Cameron-Grey-Kunstadt / Demultiplex

0 stars 0 forks source link

Pseudocode Review #1

Open graceHach opened 1 month ago

graceHach commented 1 month ago

Hey Cam,

Excellent job defining the problem, and all the helper functions for this program! The logic of the code is very easy to follow. I believe the code meets all of the requirements, but I'm honestly unclear if the: "You should strive to report values for each possible pair of indexes (both swapped and dual matched)" is a requirement or just a suggestion. All but one of the functions (write_out_record) are reasonable and well defined. Likewise, I like that you have a set of reverse compliments of the barcodes instead of immediately generating the reverse compliment of read three, because you only need to create the set once. The ordering of your central conditional ladder is very logical.
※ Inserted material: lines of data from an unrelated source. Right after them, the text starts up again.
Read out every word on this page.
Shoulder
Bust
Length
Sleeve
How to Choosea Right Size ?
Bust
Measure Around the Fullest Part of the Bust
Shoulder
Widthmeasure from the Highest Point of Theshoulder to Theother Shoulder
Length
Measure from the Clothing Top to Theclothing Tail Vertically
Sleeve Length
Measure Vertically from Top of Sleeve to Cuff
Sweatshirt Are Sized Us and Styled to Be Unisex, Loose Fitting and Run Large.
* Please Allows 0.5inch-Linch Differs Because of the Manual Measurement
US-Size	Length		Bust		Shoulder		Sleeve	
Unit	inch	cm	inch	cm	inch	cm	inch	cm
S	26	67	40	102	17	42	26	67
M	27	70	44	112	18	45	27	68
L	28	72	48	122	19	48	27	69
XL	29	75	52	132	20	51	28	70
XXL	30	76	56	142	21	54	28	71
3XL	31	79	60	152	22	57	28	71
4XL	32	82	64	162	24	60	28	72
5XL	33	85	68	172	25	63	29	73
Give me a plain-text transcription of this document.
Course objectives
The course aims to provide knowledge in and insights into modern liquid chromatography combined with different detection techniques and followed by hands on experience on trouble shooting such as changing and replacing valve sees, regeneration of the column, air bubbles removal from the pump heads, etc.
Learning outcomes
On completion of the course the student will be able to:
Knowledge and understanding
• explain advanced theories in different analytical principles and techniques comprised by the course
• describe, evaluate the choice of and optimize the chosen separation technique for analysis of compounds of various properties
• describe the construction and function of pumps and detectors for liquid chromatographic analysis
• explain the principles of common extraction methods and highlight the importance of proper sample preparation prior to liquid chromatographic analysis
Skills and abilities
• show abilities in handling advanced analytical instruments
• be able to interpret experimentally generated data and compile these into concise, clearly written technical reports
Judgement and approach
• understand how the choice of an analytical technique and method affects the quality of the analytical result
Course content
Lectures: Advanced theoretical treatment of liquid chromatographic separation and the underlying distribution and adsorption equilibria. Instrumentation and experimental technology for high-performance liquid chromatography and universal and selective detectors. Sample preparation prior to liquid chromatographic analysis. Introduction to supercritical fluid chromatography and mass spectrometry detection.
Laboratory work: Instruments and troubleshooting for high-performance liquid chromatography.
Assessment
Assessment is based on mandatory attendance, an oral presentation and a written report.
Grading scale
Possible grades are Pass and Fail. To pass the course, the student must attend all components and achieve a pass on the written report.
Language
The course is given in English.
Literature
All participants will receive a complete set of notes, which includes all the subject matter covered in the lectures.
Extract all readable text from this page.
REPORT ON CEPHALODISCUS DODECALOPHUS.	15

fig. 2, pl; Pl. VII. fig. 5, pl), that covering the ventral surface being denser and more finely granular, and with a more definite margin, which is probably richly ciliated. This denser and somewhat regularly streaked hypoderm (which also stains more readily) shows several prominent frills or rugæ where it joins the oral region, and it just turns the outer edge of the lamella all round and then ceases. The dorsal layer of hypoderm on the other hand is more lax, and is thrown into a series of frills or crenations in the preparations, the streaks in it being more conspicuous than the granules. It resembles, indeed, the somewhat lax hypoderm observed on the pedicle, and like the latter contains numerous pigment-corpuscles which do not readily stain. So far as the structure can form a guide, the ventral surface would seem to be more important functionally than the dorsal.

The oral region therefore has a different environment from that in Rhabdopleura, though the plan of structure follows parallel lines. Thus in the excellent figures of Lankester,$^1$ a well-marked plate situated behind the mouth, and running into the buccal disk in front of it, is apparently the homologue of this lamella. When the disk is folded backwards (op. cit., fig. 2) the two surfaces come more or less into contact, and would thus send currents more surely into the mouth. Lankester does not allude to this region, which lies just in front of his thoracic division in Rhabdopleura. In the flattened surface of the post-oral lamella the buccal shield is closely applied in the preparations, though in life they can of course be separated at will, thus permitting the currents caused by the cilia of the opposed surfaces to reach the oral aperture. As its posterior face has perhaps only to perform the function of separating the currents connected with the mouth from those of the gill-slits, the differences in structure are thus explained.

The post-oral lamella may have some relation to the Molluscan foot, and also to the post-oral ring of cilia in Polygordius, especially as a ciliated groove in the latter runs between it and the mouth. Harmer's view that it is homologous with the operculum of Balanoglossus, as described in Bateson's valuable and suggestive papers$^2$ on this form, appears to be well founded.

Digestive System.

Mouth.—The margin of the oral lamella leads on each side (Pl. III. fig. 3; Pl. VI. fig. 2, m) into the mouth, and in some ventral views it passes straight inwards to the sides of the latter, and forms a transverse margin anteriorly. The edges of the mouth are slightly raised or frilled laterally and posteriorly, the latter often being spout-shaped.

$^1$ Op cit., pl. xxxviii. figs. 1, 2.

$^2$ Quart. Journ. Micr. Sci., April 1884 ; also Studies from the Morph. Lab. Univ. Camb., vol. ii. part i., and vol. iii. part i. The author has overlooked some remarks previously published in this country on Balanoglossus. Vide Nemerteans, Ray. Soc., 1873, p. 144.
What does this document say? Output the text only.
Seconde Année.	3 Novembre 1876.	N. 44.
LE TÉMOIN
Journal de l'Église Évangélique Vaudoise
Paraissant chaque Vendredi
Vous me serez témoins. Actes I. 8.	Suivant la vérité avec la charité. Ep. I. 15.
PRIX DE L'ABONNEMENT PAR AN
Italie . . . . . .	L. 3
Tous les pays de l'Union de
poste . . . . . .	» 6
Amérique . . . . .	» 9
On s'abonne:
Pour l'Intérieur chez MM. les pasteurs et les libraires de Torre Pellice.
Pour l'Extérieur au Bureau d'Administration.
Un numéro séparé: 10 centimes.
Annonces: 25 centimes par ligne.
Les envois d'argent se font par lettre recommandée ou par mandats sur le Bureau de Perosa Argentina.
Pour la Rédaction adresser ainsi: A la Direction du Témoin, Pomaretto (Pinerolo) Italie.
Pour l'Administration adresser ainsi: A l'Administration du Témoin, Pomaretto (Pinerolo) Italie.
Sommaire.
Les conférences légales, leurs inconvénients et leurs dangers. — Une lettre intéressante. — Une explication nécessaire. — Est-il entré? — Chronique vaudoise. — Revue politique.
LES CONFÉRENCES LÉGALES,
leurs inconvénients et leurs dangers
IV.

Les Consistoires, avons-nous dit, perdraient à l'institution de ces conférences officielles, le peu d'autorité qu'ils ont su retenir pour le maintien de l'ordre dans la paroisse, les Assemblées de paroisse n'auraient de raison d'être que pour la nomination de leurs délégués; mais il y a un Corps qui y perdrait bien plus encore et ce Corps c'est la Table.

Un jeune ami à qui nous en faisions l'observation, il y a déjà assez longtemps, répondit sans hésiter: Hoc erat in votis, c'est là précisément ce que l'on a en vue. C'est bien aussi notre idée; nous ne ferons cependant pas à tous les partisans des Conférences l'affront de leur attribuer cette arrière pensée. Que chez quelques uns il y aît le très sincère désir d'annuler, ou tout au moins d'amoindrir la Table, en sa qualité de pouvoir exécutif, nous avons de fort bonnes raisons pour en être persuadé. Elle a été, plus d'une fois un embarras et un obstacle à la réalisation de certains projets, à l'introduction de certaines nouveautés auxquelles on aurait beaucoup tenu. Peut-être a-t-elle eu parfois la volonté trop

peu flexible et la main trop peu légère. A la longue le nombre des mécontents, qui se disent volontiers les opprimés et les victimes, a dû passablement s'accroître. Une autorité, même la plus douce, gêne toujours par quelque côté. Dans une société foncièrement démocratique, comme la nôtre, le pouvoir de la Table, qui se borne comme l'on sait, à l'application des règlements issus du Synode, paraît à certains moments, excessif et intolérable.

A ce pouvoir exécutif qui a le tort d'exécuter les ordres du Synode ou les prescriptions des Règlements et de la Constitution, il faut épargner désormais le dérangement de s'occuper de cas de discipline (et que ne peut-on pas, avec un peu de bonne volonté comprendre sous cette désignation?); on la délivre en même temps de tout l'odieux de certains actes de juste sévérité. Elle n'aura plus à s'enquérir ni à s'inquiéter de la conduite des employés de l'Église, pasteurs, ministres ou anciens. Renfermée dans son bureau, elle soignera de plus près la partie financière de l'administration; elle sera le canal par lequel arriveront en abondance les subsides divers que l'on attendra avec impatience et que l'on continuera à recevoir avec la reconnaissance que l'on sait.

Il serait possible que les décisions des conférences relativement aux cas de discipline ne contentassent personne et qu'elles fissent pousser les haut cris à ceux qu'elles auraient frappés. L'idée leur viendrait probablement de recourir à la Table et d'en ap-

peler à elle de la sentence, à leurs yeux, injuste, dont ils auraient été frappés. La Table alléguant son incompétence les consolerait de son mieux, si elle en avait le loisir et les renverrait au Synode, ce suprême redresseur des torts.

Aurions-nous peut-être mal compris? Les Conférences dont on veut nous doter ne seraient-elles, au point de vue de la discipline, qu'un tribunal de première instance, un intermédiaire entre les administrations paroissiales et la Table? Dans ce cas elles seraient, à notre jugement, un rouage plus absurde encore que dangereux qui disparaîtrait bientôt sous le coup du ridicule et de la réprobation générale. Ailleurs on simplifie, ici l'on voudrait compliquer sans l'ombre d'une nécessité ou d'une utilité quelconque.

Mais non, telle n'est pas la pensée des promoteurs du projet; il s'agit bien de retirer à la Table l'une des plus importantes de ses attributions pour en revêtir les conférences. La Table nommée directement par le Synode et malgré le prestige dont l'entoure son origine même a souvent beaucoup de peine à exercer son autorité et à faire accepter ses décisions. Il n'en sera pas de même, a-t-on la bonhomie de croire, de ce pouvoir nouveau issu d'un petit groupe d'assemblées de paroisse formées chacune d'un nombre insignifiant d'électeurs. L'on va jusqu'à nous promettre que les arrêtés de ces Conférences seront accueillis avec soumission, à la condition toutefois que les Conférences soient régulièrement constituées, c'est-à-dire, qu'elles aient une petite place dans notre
That said, there are a few things your pseudocode is missing, some trivial some not.

The trivial: your pseudocode never initializes the counter variables, doesn't specify reading in anything other than the two indices, doesn't actually calculate the Phred scores, and doesn't specify how results are reported. I can still follow this because I'm already familiar with the problem, but referencing variables that have never been defined can be confusing.

The less trivial: You never really specify how the output files are opened, closed, and written to. I don't think it's a bad idea idea to pack the code for writing out a four line record into a function, but it's a little unclear how this works. Are all output files opened before the main iteration? How do you keep track of file handles? You should also definitely close the files when you're done, sometimes the writing won't show up if the files haven't been closed.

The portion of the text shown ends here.